Listen to Auden read this poem:  http://www.bbc.co.uk/arts/poetry/outloud/realmedia/auden_physics.ram

13 June 2007

If you think, I breathe, the I is extra… What we call I is just a swinging door that moves when we inhale and when we exhale… 

You means to be aware of the universe in the form of you, and I means to be aware of it in the form of I.  You and I are just swinging doors.  This kind of understanding is necessary.  This should not even be called understanding; it is actually the true experience of life…

Shunru Suzuki,  from Zen Mind, Beginner’s Mind

12 June 2007

Blocking chemical receptors in the body is what pharmaceutical companies know how to do best.  There are drugs that block pain receptors, block the brain’s receptors that take serotonin out of commission, and block the action of catecholamines (beta blockers). 

What if it turns out that aging is just something the body does to itself?  Aging looks in some ways like ‘wearing out’ of body parts, but that’s an illusion:  the body is able to repair itself just as good as new, but chooses not to as we get older.

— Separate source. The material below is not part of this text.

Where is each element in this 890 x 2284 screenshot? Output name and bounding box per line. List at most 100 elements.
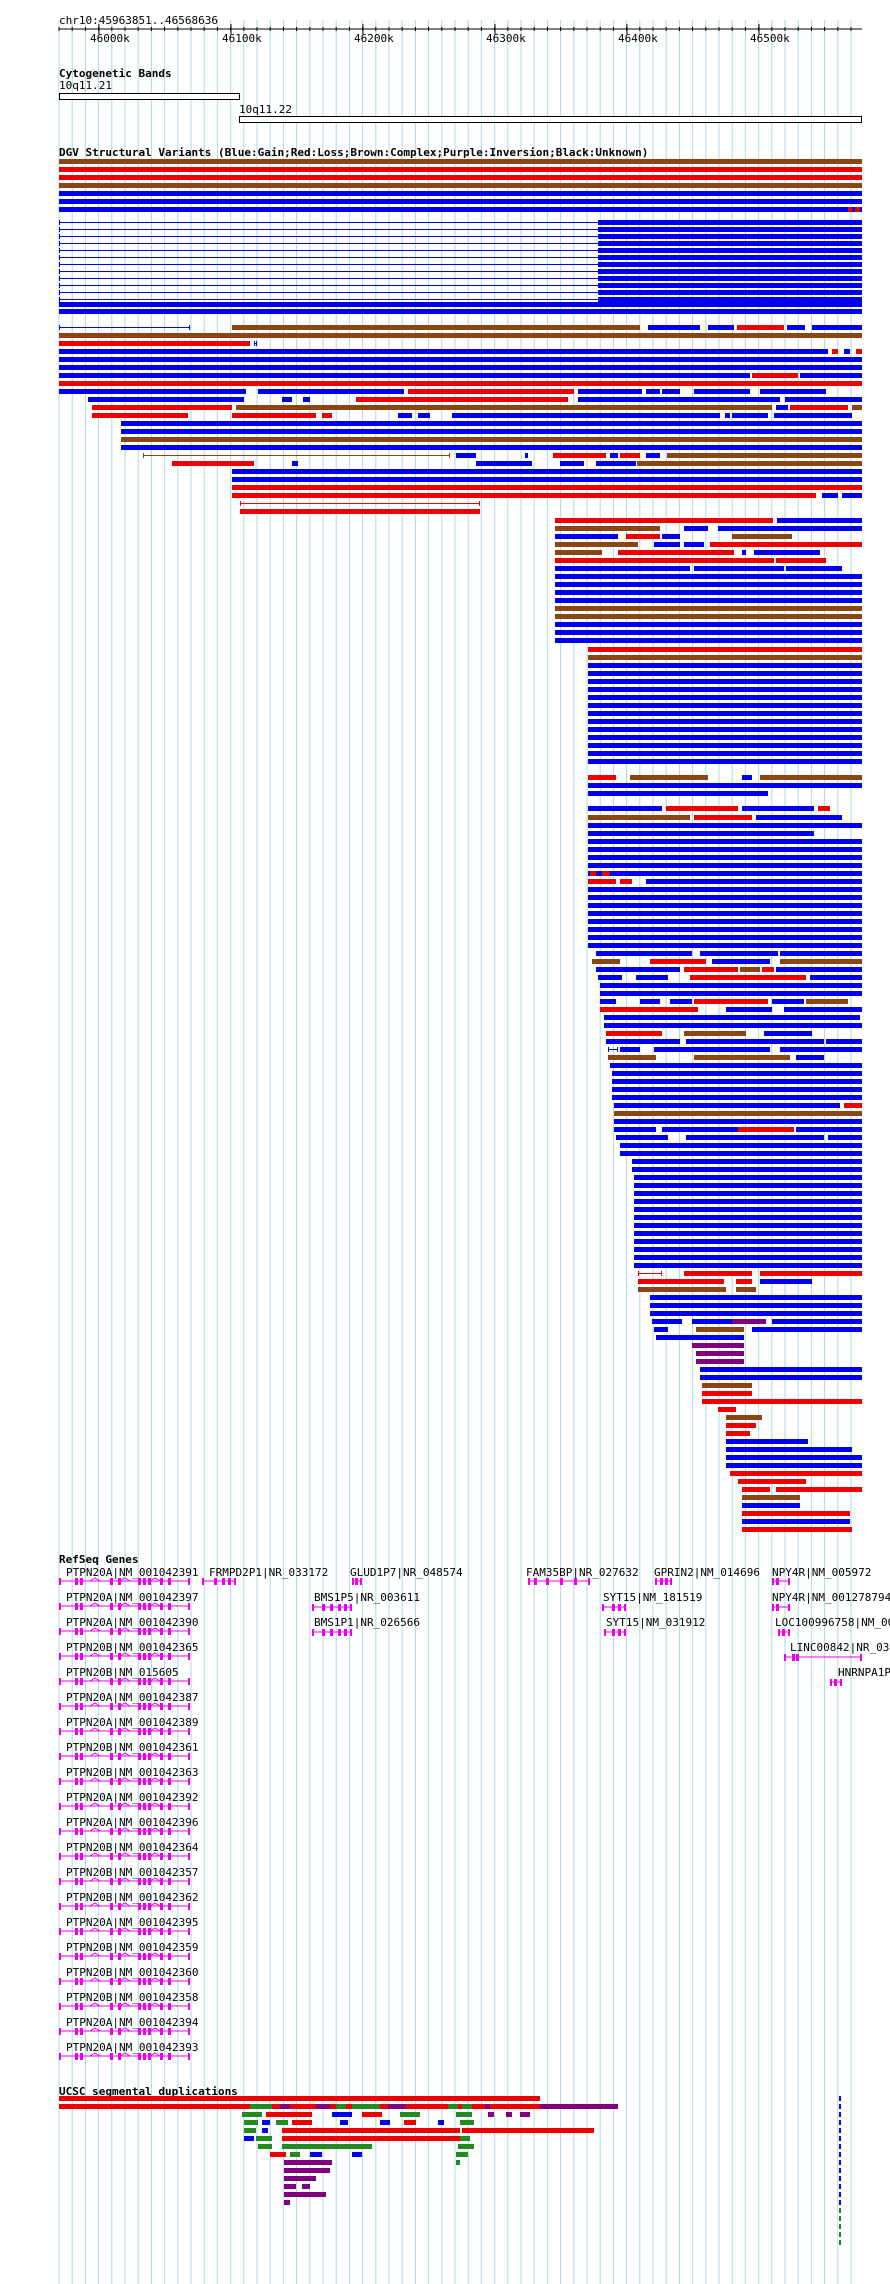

This raises the possibility that drugs could be developed that target the aging program, and turn it off.  Last week, biochemists at University of Southern California announced their success in slowing aging in fruitflies with just such an approach.  Link at Scienceblog

The first such anti-aging supplements for humans may already be available.  Link on resveratrol

Link to my page on how to live a long time.

11 June 2007

Treat people as if they were what they ought to be, and youll help them to become what they are capable of becoming.